A retreat is a time of reflection but, also, if you get like-minded people together, it’s a great way for new contacts to be made, friends to be forged and, in our world of science possibilities – of new collaborations identified. I attended the QIMR Berghofer PhD Student Retreat in the Tamborine Mountains. The GPS said it would take two hours. It hadn’t factored in 20 km of single road laneway where trees defined the edges and part of the task was to avoid wallabies jumping around the place. But the view from the top of the mountain was spectacular. Indeed it still is surreal for me to see bright red and blue plume parrots flying around the place.
But I wasn’t there for the nature. I was there to talk to the 100 or so PhD students from the Institute. I spent time bringing to their attention career choices that follow a PhD. This is essential in a period when the linear career path from PhD to independent research Group Leader is a low probability for most. I put particular emphasis on identifying possible commercial opportunities in their research. By getting into the habit of making disclosures of ideas that they think may be worthwhile, they will not miss something of real benefit. I linked this to the sore need in Australia to establish start-up companies and thereby generating a new line of employment possibilities for those with PhDs. A final point of emphasis in my talk was on the need for highest quality of performing their research as the problem of selective presentation of data or, worse, the fabrication of data appears to be growing worldwide.

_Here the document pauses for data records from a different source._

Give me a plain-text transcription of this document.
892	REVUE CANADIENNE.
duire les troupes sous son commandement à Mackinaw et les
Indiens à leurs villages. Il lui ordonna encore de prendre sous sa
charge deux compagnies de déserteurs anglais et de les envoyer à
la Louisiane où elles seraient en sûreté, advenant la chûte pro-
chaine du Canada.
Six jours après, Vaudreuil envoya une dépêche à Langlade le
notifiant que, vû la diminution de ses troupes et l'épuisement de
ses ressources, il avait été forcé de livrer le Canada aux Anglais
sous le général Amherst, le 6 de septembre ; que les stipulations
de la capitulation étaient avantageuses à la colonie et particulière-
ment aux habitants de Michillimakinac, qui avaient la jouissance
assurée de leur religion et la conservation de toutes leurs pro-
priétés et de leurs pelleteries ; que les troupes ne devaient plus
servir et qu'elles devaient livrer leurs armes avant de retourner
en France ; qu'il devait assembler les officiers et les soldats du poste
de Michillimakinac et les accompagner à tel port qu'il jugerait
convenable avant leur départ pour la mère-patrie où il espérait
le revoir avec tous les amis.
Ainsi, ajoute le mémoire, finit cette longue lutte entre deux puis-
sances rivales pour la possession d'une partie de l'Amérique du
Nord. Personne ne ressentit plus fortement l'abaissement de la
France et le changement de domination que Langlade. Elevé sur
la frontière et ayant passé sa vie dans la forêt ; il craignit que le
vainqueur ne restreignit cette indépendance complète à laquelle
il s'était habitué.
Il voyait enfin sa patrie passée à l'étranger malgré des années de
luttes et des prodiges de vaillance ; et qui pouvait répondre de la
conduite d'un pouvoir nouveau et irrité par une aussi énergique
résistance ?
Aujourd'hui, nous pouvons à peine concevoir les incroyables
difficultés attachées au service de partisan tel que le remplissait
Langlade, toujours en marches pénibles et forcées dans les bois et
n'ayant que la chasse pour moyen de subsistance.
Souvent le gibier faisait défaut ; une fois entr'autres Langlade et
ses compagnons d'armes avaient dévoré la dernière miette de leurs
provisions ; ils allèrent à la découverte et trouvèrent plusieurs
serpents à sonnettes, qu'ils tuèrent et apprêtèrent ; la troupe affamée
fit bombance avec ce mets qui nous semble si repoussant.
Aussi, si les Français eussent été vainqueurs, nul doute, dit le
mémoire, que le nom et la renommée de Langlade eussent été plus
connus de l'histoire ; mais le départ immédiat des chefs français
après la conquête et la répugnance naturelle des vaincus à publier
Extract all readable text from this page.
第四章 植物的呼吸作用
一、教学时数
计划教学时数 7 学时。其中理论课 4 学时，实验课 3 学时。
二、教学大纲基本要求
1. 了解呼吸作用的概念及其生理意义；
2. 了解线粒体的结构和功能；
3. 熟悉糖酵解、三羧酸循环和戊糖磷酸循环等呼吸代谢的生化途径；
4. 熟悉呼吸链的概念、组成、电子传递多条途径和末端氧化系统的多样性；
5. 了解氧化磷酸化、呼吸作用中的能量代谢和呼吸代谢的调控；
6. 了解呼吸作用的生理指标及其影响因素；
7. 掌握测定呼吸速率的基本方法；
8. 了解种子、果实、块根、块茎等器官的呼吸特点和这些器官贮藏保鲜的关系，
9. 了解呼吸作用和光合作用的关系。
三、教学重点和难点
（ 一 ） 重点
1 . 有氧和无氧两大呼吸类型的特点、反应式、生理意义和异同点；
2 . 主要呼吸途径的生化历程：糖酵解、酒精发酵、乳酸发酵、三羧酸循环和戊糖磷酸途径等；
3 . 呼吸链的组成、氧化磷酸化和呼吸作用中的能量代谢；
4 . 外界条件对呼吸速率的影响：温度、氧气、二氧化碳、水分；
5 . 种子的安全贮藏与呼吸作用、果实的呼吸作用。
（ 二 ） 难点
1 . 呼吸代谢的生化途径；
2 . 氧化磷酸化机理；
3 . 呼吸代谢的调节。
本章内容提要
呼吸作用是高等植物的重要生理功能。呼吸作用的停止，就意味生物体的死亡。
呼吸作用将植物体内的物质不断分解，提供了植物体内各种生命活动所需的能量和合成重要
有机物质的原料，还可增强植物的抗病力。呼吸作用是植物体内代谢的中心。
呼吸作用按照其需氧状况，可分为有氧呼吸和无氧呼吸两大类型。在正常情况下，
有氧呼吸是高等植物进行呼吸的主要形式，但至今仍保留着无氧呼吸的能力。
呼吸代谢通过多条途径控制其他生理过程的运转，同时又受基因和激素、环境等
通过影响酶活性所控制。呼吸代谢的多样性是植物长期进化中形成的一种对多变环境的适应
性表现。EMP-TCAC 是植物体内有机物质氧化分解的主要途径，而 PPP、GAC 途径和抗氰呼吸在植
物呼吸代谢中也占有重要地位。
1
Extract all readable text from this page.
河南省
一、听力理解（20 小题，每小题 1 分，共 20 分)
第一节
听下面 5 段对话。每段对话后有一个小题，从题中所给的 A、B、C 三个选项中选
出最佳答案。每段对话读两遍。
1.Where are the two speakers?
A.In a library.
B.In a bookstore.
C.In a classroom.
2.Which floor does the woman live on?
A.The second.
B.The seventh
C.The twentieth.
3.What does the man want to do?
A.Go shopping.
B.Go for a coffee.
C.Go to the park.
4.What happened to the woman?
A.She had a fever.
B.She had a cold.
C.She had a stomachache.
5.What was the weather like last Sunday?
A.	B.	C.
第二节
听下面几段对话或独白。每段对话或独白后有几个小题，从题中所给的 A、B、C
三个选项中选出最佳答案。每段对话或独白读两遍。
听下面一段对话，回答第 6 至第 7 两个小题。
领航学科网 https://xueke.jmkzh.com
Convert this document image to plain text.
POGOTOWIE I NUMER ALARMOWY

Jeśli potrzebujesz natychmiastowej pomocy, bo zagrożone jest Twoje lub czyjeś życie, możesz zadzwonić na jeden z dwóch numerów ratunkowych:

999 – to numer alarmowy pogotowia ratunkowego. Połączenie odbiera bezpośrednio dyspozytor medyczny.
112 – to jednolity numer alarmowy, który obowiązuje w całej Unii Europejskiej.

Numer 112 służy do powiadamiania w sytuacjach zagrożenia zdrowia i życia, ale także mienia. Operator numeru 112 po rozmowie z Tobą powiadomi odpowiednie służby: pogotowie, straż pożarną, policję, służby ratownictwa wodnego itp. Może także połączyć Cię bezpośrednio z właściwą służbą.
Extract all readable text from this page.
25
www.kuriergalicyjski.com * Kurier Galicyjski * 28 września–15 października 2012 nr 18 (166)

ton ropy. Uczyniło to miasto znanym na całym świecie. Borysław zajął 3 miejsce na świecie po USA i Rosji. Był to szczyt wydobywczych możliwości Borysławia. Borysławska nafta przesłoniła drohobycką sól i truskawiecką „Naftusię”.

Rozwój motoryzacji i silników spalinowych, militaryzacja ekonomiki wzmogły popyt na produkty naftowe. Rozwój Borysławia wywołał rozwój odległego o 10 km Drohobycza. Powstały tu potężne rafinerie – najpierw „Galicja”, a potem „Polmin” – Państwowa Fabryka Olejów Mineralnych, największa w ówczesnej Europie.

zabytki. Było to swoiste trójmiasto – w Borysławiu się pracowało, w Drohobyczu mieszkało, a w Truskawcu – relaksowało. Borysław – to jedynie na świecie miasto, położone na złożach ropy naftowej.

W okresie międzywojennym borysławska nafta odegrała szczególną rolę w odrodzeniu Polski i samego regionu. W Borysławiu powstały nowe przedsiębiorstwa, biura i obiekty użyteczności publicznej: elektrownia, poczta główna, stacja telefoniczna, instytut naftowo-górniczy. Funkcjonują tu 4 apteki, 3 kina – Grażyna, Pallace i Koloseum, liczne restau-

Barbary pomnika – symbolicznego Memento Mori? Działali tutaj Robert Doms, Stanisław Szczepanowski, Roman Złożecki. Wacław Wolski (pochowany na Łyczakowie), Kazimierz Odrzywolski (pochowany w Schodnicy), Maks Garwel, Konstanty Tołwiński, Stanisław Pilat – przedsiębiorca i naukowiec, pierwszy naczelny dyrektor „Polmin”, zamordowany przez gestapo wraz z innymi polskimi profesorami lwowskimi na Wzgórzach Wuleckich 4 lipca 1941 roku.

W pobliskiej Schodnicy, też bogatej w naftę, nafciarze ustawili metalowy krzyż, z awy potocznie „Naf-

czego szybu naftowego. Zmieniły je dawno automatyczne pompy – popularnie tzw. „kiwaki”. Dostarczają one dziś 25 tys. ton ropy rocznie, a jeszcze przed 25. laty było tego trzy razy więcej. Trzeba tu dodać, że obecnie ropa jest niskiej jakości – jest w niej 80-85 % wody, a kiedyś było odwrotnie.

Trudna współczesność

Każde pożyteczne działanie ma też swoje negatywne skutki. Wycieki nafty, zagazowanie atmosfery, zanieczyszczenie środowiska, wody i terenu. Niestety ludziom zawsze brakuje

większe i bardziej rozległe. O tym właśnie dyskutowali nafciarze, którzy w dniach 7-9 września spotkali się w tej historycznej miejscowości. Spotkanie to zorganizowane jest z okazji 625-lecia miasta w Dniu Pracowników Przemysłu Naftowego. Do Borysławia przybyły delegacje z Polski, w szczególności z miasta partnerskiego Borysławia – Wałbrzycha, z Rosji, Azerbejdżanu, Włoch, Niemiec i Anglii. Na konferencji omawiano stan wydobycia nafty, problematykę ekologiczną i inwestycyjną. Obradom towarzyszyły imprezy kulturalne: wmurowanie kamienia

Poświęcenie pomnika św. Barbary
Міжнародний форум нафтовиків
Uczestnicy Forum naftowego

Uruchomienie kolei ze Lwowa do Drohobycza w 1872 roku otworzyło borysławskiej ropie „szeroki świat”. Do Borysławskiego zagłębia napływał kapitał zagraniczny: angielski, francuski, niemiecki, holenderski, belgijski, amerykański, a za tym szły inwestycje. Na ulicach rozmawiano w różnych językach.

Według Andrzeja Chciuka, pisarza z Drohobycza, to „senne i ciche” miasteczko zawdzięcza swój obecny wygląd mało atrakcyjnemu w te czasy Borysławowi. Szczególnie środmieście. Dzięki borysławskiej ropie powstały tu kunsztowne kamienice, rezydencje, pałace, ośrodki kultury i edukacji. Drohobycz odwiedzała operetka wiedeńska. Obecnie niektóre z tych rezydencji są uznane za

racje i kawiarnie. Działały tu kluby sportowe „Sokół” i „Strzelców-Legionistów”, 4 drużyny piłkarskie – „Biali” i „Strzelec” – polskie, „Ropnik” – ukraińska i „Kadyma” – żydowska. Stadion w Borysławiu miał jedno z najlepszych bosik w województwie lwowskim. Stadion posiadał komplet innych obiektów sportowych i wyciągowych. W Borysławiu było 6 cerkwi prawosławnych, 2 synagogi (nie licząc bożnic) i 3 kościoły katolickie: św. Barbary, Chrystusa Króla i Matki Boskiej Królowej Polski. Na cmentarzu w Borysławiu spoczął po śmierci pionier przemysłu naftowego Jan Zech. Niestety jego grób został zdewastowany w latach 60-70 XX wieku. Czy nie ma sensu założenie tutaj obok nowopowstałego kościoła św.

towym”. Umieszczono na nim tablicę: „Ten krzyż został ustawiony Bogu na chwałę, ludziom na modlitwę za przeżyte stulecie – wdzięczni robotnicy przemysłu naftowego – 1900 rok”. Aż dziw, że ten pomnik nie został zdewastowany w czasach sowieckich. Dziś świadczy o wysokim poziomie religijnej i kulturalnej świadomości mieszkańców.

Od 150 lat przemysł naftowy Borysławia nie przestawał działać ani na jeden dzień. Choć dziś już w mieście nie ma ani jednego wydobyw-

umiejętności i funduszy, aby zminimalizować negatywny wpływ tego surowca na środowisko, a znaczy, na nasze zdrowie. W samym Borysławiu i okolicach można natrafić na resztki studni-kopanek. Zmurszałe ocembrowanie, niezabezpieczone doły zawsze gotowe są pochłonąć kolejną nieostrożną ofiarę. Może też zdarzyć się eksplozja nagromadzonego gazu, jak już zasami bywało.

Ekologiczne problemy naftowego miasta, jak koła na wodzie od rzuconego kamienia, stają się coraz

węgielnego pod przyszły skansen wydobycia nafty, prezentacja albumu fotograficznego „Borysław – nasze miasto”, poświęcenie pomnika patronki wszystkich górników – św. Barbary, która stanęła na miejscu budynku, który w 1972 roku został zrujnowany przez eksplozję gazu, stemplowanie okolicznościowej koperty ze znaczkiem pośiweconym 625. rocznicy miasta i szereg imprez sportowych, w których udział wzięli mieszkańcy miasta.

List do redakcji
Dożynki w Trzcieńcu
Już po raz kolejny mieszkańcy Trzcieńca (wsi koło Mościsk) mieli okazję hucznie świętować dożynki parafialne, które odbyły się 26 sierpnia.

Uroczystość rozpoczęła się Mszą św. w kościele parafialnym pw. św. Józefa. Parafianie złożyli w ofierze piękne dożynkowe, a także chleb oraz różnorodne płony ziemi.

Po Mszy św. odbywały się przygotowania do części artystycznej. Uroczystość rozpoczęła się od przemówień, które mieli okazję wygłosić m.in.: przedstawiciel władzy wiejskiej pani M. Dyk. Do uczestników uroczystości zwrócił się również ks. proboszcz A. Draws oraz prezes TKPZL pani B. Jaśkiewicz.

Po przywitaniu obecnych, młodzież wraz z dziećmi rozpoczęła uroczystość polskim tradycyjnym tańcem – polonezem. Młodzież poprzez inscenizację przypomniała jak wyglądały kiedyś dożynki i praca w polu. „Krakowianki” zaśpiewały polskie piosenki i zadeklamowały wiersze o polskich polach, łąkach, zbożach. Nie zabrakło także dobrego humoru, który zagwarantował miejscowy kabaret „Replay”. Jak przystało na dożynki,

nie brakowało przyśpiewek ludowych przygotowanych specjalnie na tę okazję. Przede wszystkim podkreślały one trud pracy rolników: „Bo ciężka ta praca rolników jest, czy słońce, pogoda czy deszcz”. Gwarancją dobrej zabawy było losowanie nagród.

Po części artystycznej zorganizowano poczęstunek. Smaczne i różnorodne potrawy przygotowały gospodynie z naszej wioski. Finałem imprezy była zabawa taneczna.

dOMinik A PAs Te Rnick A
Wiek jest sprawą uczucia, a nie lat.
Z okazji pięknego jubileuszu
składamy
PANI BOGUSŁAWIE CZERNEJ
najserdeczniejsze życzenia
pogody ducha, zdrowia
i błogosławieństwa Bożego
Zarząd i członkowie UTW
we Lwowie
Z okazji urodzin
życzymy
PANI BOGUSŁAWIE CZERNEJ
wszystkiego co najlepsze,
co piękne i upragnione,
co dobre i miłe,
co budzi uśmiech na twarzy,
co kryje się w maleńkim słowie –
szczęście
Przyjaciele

After this opportunity to talk to them I had a series of casual conversations over dinner and afterwards. It struck me, and this is a contrast from other years, that many of them really wished to have a career in the biotech sector. Their questions were more about how to get started, where can these opportunities be realised etc.
I think that the retreat for me signalled an advance/change in the thinking of the young researchers. They now recognise that there are diverse career pathways and some of these jobs are very interesting and challenging and should be considered, in addition to the standard path of aiming to run research groups in institutes or universities.
When I woke this morning the valley below was bathed in sunshine and my spirits were lifted by a wonderful evening with great young people. Then I had to drive back down the one lane road!